Now cow_file_range() returned -ENOSPC.
- btrfs_run_delalloc_range() do error cleanup <<< ROOT CAUSE
Call btrfs_cleanup_ordered_extents() with locked folio 1536K and range
[1568K, 1636K)
Function btrfs_cleanup_ordered_extents() normally needs to skip the
ranges inside the folio, as it will normally be cleaned up by
extent_writepage().
Such split error handling is already problematic in the first place.
What's worse is the folio range skipping itself, which is not taking
subpage cases into consideration at all, it will only skip the range
if the page start >= the range start.
In our case, the page start < the range start, since for subpage cases
we can have delalloc ranges inside the folio but not covering the
folio.
So it doesn't skip the page range at all.
This means all the ordered extents, both [1568K, 1584K) and
[1584K, 1596K) will be marked as IOERR.
And these two ordered extents have no more pending ios, they are marked
finished, and *QUEUED* to be deleted from the io tree.
- extent_writepage() do error cleanup
Call btrfs_mark_ordered_io_finished() for the range [1536K, 1600K).

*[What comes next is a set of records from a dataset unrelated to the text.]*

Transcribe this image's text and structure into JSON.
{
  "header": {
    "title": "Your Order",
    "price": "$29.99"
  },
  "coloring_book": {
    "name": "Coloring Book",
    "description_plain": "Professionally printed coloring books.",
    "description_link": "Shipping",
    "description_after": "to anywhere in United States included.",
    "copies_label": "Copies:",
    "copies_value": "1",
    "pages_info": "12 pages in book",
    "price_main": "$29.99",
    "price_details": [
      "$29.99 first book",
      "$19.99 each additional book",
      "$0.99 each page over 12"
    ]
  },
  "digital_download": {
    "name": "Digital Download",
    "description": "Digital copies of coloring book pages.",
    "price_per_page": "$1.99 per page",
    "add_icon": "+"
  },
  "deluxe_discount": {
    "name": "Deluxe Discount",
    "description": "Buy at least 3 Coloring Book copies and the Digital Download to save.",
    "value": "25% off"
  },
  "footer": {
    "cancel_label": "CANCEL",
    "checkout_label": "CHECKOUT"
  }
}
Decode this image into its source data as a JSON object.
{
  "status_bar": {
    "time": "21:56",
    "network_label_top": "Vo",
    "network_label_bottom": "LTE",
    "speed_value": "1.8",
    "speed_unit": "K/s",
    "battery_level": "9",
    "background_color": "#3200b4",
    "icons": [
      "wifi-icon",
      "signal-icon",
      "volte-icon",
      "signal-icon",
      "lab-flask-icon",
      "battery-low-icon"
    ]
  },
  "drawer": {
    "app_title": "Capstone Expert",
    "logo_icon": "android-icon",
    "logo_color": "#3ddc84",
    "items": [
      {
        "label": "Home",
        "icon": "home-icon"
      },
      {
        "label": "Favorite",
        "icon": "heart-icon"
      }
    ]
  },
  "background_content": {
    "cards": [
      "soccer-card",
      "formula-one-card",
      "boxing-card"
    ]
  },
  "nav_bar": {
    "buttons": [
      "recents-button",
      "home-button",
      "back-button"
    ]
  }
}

Although ranges [1568K, 1584K) and [1584K, 1596K) are finished, the
deletion from io tree is async, it may or may not happen at this
time.
If the ranges have not yet been removed, we will do double cleaning on
those ranges, triggering the above ordered extent warnings.
In theory there are other bugs, like the cleanup in extent_writepage()
can cause double accounting on ranges that are submitted asynchronously
(compression for example).
But that's much harder to trigger because normally we do not mix regular
and compression delalloc ranges.
[FIX]
The folio range split is already buggy and not subpage compatible, it
was introduced a long time ago where subpage support was not even considered.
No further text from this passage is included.